« Nom d’une pipe en bois bandé, le lobby homosexuel continue sa propagande LGBTruc ! »… Du calme, cher « lobby des valeurs menacées », il s’agit ici du simple témoignage d’un type ordinaire qui aime juste les mecs et veut être papa…
Anthony Bertrand évoque dans cette BD témoignage son parcours et ses questionnements liés à son adoption et son statut d’homosexuel désireux d’être père. Né dans un monde où il n’était pas sûr d’être à sa place, malgré l’amour que lui prodiguèrent ses parents adoptifs, il raconte sa quête des racines et son cheminement visant à concrétiser son rêve de paternité.

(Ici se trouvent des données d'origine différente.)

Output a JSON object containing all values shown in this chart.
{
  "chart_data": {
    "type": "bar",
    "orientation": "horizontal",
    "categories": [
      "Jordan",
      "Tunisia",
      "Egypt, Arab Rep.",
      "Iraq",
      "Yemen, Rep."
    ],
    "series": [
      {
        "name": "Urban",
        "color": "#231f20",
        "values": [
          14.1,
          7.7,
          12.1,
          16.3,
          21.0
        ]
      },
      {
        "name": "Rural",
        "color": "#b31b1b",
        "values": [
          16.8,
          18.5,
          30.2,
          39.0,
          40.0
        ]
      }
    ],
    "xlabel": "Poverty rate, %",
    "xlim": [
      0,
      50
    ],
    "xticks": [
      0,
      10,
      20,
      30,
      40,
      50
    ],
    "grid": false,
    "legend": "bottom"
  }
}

Initialement conçue pour son fils, cette bande dessinée, comme le précise lui-même son auteur, a été remaniée dans une version destinée « à un plus large public ». Ayant reçu un accueil favorable de La Boîte à bulles, cet enseignant en arts appliqués publie ainsi son premier roman graphique. De manière très sobre et très factuelle, Anthony Bertrand décrit comment il a réussi à encaisser tant bien que mal les révélations douloureuses sur les circonstances de son adoption et comment il a surmonté ses appréhensions liées à sa décision de vivre avec un homme. Mais surtout, il raconte ce désir prégnant d’avoir un enfant biologique, lui qui ne connut presque rien de ses parents naturels. Un choix rendu plus délicat par son orientation sexuelle, mais qui trouvera une issue via la coparentalité, la solution la plus simple en apparence mais qui n’est pas « un long fleuve tranquille pour autant »…

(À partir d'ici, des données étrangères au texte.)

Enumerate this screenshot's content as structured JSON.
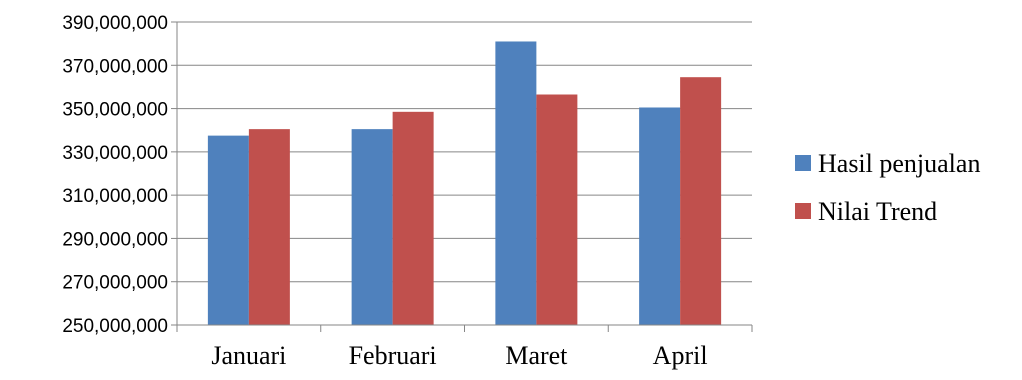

Anthony Bertrand a su trouver le ton juste pour narrer son histoire. Loin des clichés sur le milieu gay vers lequel ce dernier lui-même aime souvent à projeter sa propre caricature, l’auteur expose sa quête de façon pudique et sensible, sans aucune acrimonie vis-à-vis des obstacles rencontrés et des blessures du passé. Il nous montre sans ostentation le quotidien ordinaire de son couple avec les mêmes aspirations que n’importe quel couple « hétéro ».
Si la narration bénéficie d’une fluidité agréable, le dessin s’accorde parfaitement avec le propos. Très graphique et aux influences vaguement manga, la ligne claire sage et un brin distanciée n’en révèle pas moins une certaine sensibilité chez son auteur et une élégance que viennent renforcer les couleurs délicates d’une palette restreinte.
Fils & Pères constitue par excellence la lecture idéale à mettre entre toutes les mains, dans la mesure où, loin des polémiques, elle contribue à dédramatiser de façon respectueuse et apaisée un sujet de société hautement inflammable pour les défenseurs apeurés d’un monde « préservé de la décadence cosmopolite et dégenrée ».